When a person uses NRT she starts by matching the nicotine intake as she was used to getting from tobacco. This way she doesn’t have uncomfortable—sometimes excruciating—physical withdrawals (shaking, nausea, headaches).

Without the burden of physical withdrawals, she begins to live a life without cigarettes. This is hard work in itself. Maybe she starts taking a shower in the morning, instead of having that wake-up cigarette. Maybe she gets comfortable saying, “I’m a little stressed right now, I’m going to walk around the block” instead of going for a smoke break.

Research shows that breaking a habit takes 28 days. Again the beauty of NRT: after a month of the acclimated level of nicotine, a person begins to wean off the drug by using smaller and smaller amounts for the second month. At the end of eight weeks she is free of the nicotine addiction and has demonstrated confidence in a smoke-free lifestyle!

These are the facts and ideas I bring up to participants who are reluctant to use NRT. In a way, they’re still right—if a person quits tobacco cold turkey, nicotine leaves their body within two to five days.

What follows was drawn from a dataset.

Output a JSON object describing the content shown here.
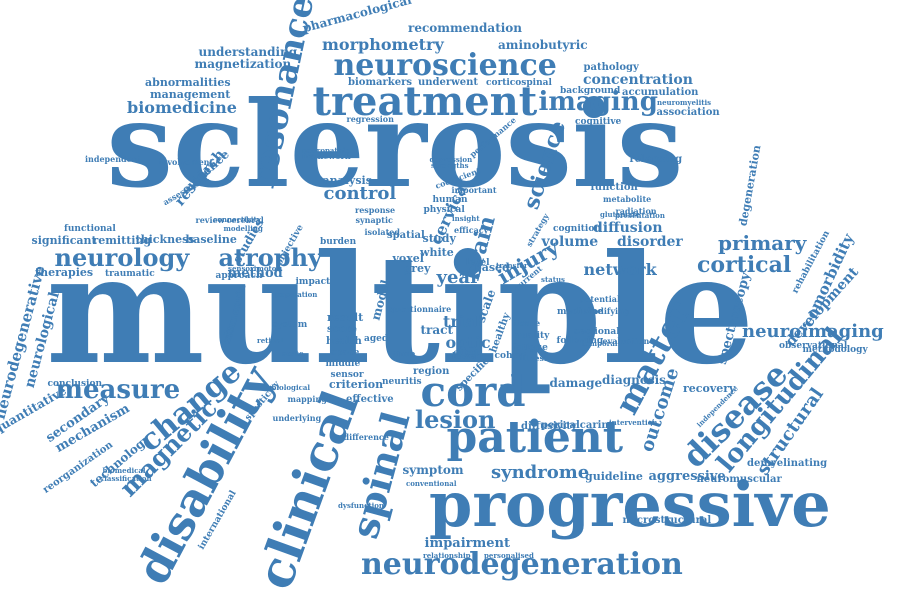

Too bad quitting cold turkey is so difficult. With the help of NRT and a Quit Coach, a smoker is 8 times more likely to quit successfully. And isn’t it the end result—being quit—that matters?


Comments

Mary K us

Thursday, April 30, 2009 6:18 PM

The patches are helping me quit with less "nic fits" than I had the first time I quit. It's better to do that than to continue to smoke. I feel that the patches work. They're working for me!